I haven’t been the shop much this week due to my travels to South Carolina to make a delivery. To pack and load furniture for a lengthy trip can wear a guy out. A guy needs time to unwind and relax. If it wasn’t for the “fun in the sun”, great food in the evenings and good friends to make it all top tier, I’m not sure I would have made the trip.

To keep this post woodworking related I have loaded up a few photos of the walnut secretary that I delivered, but if you want to see what it really takes to unwind after a painful delivery, check out the quick video below. Life is tough!

12 Comments

Filed under Delivery

12 responses to “The Pain of Furniture Delivery

  1. Greg Jones

    Glen, that secretary is stunning-you do fantastic work!

  2. Derek Wolcottt

    Yup, feelin’ your pain. Beautiful piece. Congratulations.

  3. lou tucker

    A true master at work.Thanks for shareing Glen.

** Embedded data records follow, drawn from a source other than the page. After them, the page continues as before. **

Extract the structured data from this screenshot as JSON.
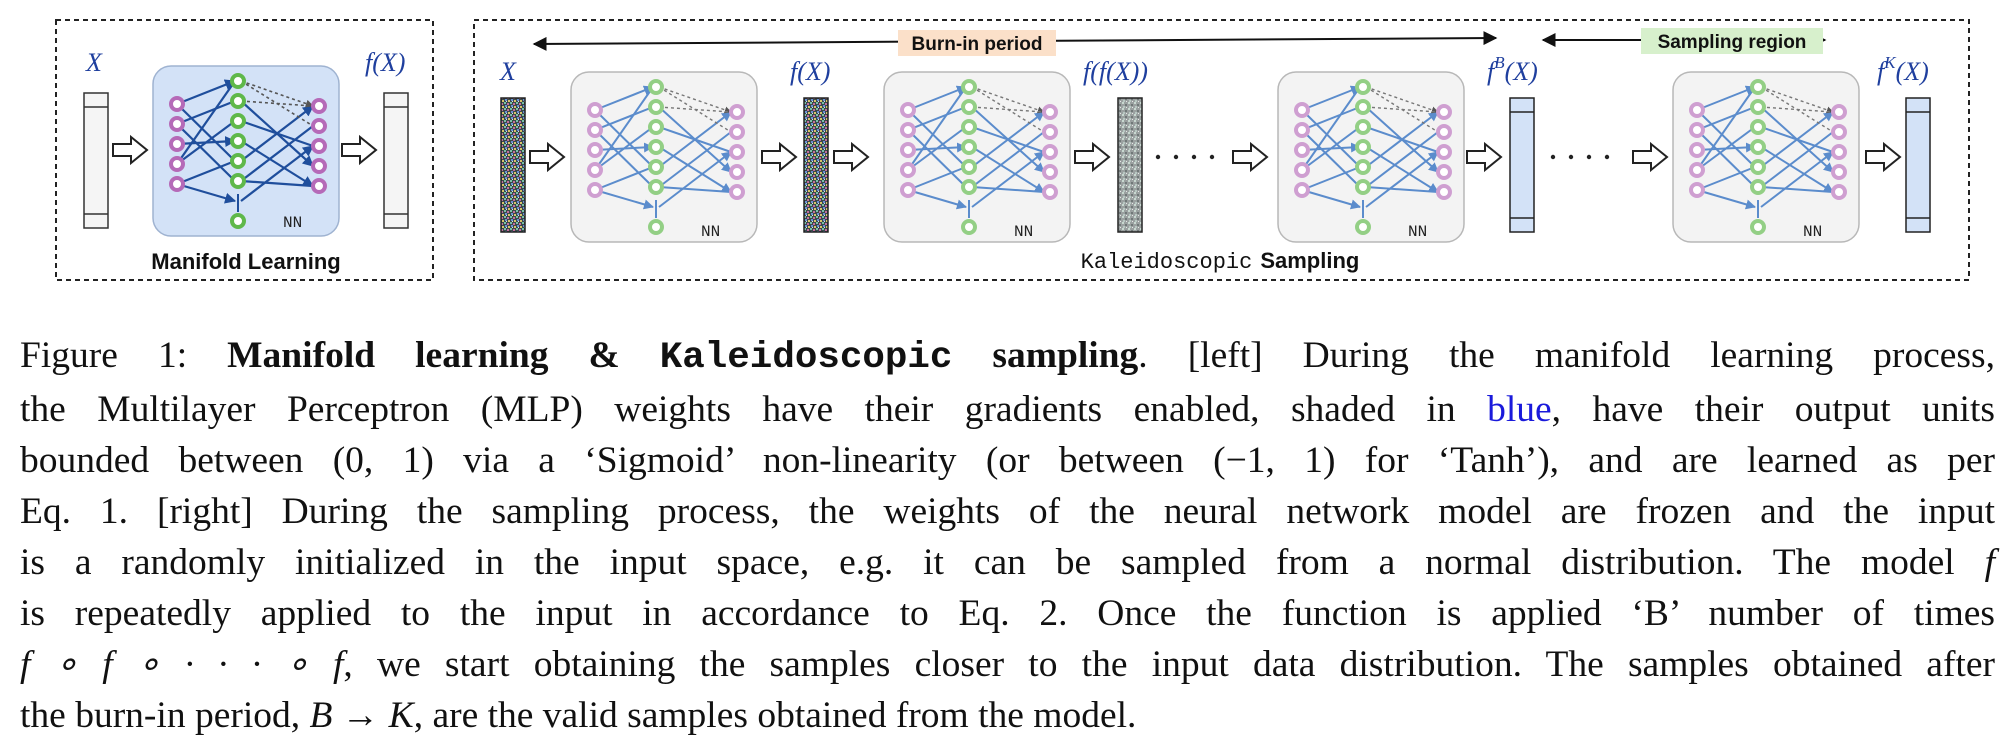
{
  "figure": {
    "left_panel": {
      "input_label": "X",
      "output_label": "f(X)",
      "nn_label": "NN",
      "title": "Manifold Learning"
    },
    "right_panel": {
      "burn_in_label": "Burn-in period",
      "sampling_region_label": "Sampling region",
      "labels": [
        "X",
        "f(X)",
        "f(f(X))",
        "f^B(X)",
        "f^K(X)"
      ],
      "label_x": "X",
      "label_fx": "f(X)",
      "label_ffx": "f(f(X))",
      "label_fb_base": "f",
      "label_fb_sup": "B",
      "label_fb_arg": "(X)",
      "label_fk_base": "f",
      "label_fk_sup": "K",
      "label_fk_arg": "(X)",
      "nn_label": "NN",
      "title_mono": "Kaleidoscopic",
      "title_sans": "Sampling"
    },
    "colors": {
      "blue_box": "#d3e2f7",
      "gray_box": "#f3f3f3",
      "node_purple": "#b56ab8",
      "node_green": "#5fb84a",
      "edge_blue": "#1f4e9c",
      "edge_blue_light": "#5b8ccc",
      "burn_in_bg": "#fbe0c9",
      "sampling_bg": "#d7f0cc",
      "label_blue": "#1f3f9e"
    }
  },
  "caption": {
    "l1_a": "Figure 1: ",
    "l1_b": "Manifold learning & ",
    "l1_c": "Kaleidoscopic",
    "l1_d": " sampling",
    "l1_e": ". [left] During the manifold learning process,",
    "l2_a": "the Multilayer Perceptron (MLP) weights have their gradients enabled, shaded in ",
    "l2_b": "blue",
    "l2_c": ", have their output units",
    "l3": "bounded between (0, 1) via a ‘Sigmoid’ non-linearity (or between (−1, 1) for ‘Tanh’), and are learned as per",
    "l4": "Eq. 1. [right] During the sampling process, the weights of the neural network model are frozen and the input",
    "l5_a": "is a randomly initialized in the input space, e.g. it can be sampled from a normal distribution. The model ",
    "l5_b": "f",
    "l6": "is repeatedly applied to the input in accordance to Eq. 2. Once the function is applied ‘B’ number of times",
    "l7_a": "f ∘ f ∘ · · · ∘ f",
    "l7_b": ", we start obtaining the samples closer to the input data distribution. The samples obtained after",
    "l8_a": "the burn-in period, ",
    "l8_b": "B → K",
    "l8_c": ", are the valid samples obtained from the model."
  }
}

  4. R&R well deserved. Beautiful piece of furniture.

  5. Stunning. Great color – well, all of it is great. My wife wants to know how long it took you to build it.

    • Jeff,
      Normally I could tell you an approximate number of hours, but with this piece cannot. I built a few pieces while this was under construction, so it sat in the shop without anything happening for days on end. Sorry. You’ll have to have your wife keep track as you build your version.
      Glen

  6. Paul

    Beautiful piece Glen. What are those three holes in the top section’s backboard for?

  7. fitzpatm

    Dayummmmm. That is sweet.

  8. Glen,
    I just found the threads on the secretary build… and I agree its fantastic!
    A few questions on the finish..
    Did you use pore filler on the walnut?
    How many coats of oil (i assume BLO) and top coat?

    and finally… is you back made from walnut or is dyed secondary wood?

    • Gary, I do not like to use pore filler on my projects. My aim is to keep the finish as clear as possible – filler muddies the look. I apply a single coat of BLO and the number of topcoats varies. If I fill pores, I use extra coats of shellac. I also build my finish until I’m sure I can get a near-level surface. If I had to put a number on it I would say six to seven layers of sprayed topcoat. On this secretary I used walnut boards for the back of the bookcase section, but unfinished poplar for the back of the desk.